Sapevamo già prima del fischio d’inizio di Kovacs che sarebbe stato non soltanto un quarto di finale d’andata, ma un confronto tra la visione aristotelico – tolemaica del calcio e quella copernicana; il geocentrismo che regge finché si porta a casa il risultato, fattore di sacralità biblica, contro l’eliocentrismo delle convinzioni più evolute, che dopo settanta minuti di immobilismo tattico ha portato al’ “Eppur si muove” di quel Galileo del centrocampo che è sempre stato Kevin De Bruyne. Un ingresso in area chirurgico, un’accelerazione che ha sgretolato steccati di convinzioni utilitaristiche per gli uomini e per i sostenitori partigiani del Cholismo come via più efficace per conseguire l’Utile, anche in senso filosofico, per mezzo degli uomini di cui si dispone.

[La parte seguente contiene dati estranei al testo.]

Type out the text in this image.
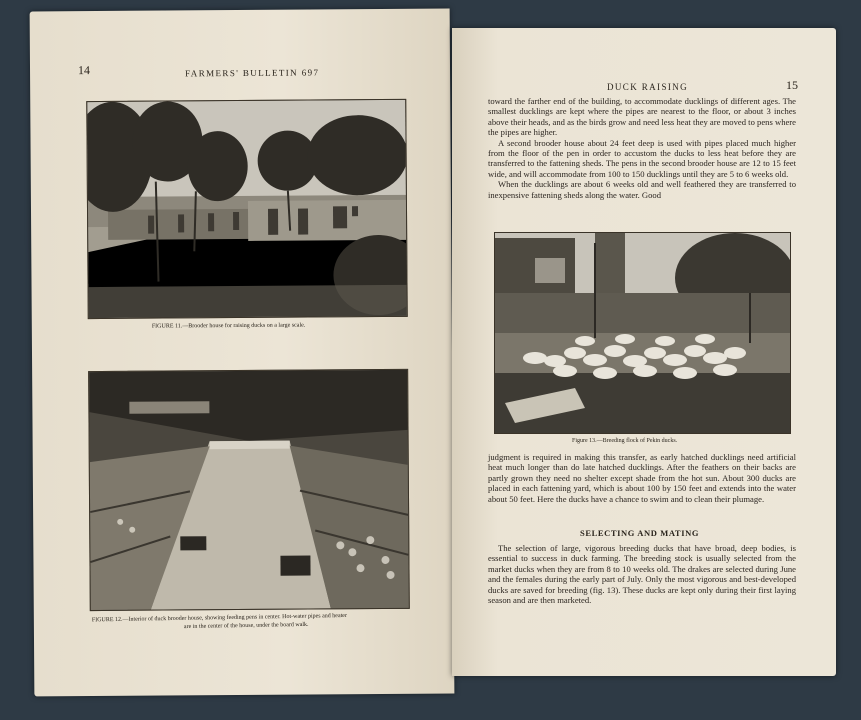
14	FARMERS' BULLETIN 697
FIGURE 11.—Brooder house for raising ducks on a large scale.
FIGURE 12.—Interior of duck brooder house, showing feeding pens in center. Hot-water pipes and heater
are in the center of the house, under the board walk.
DUCK RAISING	15

toward the farther end of the building, to accommodate ducklings of different ages. The smallest ducklings are kept where the pipes are nearest to the floor, or about 3 inches above their heads, and as the birds grow and need less heat they are moved to pens where the pipes are higher.

A second brooder house about 24 feet deep is used with pipes placed much higher from the floor of the pen in order to accustom the ducks to less heat before they are transferred to the fattening sheds. The pens in the second brooder house are 12 to 15 feet wide, and will accommodate from 100 to 150 ducklings until they are 5 to 6 weeks old.

When the ducklings are about 6 weeks old and well feathered they are transferred to inexpensive fattening sheds along the water. Good

Figure 13.—Breeding flock of Pekin ducks.

judgment is required in making this transfer, as early hatched ducklings need artificial heat much longer than do late hatched ducklings. After the feathers on their backs are partly grown they need no shelter except shade from the hot sun. About 300 ducks are placed in each fattening yard, which is about 100 by 150 feet and extends into the water about 50 feet. Here the ducks have a chance to swim and to clean their plumage.

SELECTING AND MATING

The selection of large, vigorous breeding ducks that have broad, deep bodies, is essential to success in duck farming. The breeding stock is usually selected from the market ducks when they are from 8 to 10 weeks old. The drakes are selected during June and the females during the early part of July. Only the most vigorous and best-developed ducks are saved for breeding (fig. 13). These ducks are kept only during their first laying season and are then marketed.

Migliore dei mondi possibili o limite di mentalità?
In realtà il calcio di Simeone è organizzazione preventiva, più che semplicistico catenaccio; così come abbiamo capito che gli uomini di Guardiola all’occorrenza hanno il mandato di picchiare ed essere sparagnini.
Poi, alla fine ha ragione Guardiola perché vince la partita e, per amor di paradosso, è la maniera migliore per avvalorare le convinzioni di Simeone.